La liberté d’expression, autre droit fondamental garanti par les articles 19 et 20 de la Déclaration, est elle aussi menacée. Des journalistes, militants politiques et défenseurs des droits humains sont intimidés, agressés ou contraints au silence. Beaucoup craignent de dénoncer la situation ou de participer à des mobilisations publiques, par peur de représailles. Le climat actuel étouffe les voix critiques et fragilise davantage les fondements démocratiques du pays.
Enfin, la faiblesse du système judiciaire accentue les injustices. En Haïti, le droit à un procès équitable, l’égalité devant la loi et l’accès à la justice restent des illusions. Les tribunaux fonctionnent par intermittence, les enquêtes sont rares, les crimes restent impunis et des milliers de personnes sont détenues sans jugement. La corruption et l’effondrement institutionnel privent les citoyens de toute possibilité de recours, créant un sentiment profond d’abandon et d’injustice.
Ces multiples violations montrent à quel point les droits humains, pourtant universels et indivisibles, peinent à exister dans la vie concrète des Haïtiens. L’écart entre les principes de 1948 et la réalité de 2025 est immense. Haïti, autrefois symbole de liberté et de dignité humaine, se retrouve aujourd’hui comme l’un des pays où ces mêmes valeurs sont les plus menacées.
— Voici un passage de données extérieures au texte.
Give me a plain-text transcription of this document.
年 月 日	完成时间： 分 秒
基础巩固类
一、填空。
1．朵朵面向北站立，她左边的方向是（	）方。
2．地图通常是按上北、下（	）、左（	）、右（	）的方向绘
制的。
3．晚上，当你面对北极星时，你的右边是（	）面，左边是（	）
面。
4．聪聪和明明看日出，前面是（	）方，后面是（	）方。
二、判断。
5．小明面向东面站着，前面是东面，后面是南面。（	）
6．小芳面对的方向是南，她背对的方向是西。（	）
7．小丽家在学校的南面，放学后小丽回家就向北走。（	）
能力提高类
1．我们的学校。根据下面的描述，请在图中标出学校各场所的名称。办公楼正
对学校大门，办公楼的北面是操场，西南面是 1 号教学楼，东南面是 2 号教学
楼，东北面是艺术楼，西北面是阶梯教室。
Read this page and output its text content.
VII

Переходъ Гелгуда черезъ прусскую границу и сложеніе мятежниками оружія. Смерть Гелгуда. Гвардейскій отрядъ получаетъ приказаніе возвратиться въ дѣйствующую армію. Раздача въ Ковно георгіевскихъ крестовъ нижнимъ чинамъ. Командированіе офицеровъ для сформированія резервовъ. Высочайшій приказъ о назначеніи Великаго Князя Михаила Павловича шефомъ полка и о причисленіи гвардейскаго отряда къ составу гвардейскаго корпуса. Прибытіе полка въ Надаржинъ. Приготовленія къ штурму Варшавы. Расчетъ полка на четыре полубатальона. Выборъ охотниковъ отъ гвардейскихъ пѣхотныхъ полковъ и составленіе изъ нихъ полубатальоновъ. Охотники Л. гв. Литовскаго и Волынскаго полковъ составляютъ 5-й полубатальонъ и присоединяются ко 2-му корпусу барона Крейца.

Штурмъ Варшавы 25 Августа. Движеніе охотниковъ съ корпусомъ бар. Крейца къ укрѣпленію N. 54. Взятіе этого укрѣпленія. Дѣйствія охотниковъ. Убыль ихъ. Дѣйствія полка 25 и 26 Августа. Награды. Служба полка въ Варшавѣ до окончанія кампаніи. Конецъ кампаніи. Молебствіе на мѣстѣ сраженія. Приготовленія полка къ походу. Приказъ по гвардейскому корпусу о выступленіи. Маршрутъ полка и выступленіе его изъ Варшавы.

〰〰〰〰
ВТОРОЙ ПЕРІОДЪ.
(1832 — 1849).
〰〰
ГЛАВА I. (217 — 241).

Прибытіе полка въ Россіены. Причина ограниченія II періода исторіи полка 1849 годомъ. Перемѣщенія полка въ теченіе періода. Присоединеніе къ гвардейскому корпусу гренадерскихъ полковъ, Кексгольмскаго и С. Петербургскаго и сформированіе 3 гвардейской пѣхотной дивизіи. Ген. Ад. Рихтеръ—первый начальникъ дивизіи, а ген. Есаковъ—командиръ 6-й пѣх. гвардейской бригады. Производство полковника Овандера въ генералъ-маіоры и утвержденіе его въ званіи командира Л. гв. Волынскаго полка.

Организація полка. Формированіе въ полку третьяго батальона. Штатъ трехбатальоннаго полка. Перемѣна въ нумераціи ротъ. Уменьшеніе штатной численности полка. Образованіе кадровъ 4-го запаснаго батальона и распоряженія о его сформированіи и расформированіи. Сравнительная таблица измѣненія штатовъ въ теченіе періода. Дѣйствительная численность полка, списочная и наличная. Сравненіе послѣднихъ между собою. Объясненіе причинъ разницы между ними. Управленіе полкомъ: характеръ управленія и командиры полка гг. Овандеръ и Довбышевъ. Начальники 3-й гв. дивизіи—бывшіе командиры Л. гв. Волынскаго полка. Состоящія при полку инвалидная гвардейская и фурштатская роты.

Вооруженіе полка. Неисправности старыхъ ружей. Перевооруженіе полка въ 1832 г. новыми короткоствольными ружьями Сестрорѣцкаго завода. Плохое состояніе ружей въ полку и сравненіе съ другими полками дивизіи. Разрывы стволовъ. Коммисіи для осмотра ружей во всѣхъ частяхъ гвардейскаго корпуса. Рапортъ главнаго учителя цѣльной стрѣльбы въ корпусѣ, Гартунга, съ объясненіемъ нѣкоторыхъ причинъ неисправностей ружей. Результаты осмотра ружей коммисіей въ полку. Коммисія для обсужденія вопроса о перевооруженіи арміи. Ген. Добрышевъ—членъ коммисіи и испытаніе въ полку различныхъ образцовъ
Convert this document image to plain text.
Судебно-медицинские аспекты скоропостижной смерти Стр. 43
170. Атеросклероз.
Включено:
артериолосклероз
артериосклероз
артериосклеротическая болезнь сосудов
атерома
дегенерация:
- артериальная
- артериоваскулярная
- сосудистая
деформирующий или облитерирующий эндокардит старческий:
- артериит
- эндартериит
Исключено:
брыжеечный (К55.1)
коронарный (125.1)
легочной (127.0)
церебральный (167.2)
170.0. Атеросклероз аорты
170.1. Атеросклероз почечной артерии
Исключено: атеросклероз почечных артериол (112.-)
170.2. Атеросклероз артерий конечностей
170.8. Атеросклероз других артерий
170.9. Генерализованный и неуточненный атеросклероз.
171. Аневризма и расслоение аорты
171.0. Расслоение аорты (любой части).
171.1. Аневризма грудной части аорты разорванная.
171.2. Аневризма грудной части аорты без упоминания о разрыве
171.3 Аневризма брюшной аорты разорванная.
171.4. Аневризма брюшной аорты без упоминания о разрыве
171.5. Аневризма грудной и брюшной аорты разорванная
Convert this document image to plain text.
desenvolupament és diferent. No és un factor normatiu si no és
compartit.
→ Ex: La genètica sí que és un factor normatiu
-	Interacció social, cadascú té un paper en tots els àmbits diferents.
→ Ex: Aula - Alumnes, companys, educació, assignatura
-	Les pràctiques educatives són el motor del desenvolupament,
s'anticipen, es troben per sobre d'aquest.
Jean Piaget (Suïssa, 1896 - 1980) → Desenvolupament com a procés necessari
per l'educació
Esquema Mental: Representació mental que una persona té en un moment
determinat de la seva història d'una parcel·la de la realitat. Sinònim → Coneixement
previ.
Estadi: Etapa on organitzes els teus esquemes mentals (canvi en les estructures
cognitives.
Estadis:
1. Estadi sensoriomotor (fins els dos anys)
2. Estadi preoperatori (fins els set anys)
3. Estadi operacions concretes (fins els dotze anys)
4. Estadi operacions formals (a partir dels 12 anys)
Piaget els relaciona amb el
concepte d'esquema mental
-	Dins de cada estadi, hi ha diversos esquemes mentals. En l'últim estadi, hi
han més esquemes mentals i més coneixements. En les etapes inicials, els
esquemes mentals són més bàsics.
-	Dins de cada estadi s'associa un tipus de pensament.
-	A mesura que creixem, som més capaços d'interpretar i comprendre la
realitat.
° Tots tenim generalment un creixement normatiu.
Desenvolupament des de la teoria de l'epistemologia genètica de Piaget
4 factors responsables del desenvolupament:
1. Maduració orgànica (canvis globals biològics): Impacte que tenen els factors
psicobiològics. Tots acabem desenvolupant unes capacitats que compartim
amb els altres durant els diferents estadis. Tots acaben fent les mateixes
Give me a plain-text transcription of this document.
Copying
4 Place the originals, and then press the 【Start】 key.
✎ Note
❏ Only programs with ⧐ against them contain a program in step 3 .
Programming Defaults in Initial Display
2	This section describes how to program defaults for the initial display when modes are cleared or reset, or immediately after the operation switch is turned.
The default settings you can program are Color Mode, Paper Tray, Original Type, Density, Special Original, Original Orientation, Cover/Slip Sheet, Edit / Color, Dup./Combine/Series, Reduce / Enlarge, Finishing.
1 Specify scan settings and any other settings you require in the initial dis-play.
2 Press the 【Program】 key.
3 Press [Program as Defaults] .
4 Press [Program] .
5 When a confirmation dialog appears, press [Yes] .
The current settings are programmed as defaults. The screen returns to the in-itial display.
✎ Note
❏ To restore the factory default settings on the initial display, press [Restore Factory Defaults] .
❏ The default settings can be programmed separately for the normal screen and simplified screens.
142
En cette Journée internationale des droits de l’homme, il est essentiel de rappeler que les droits fondamentaux ne sont pas des privilèges, mais des garanties indispensables à la dignité humaine. Leur violation quotidienne en Haïti n’est pas une fatalité, mais le reflet d’un système qui doit être reconstruit en profondeur. La lutte pour la sécurité, la justice, la santé, l’éducation et la liberté est aujourd’hui plus urgente que jamais.
Les Haïtiens méritent de vivre ces droits, et non seulement de les lire dans un texte adopté il y a soixante-dix-sept ans. Redonner vie à ces principes représente l’un des plus grands défis mais aussi l’un des plus grands espoirs pour l’avenir du pays.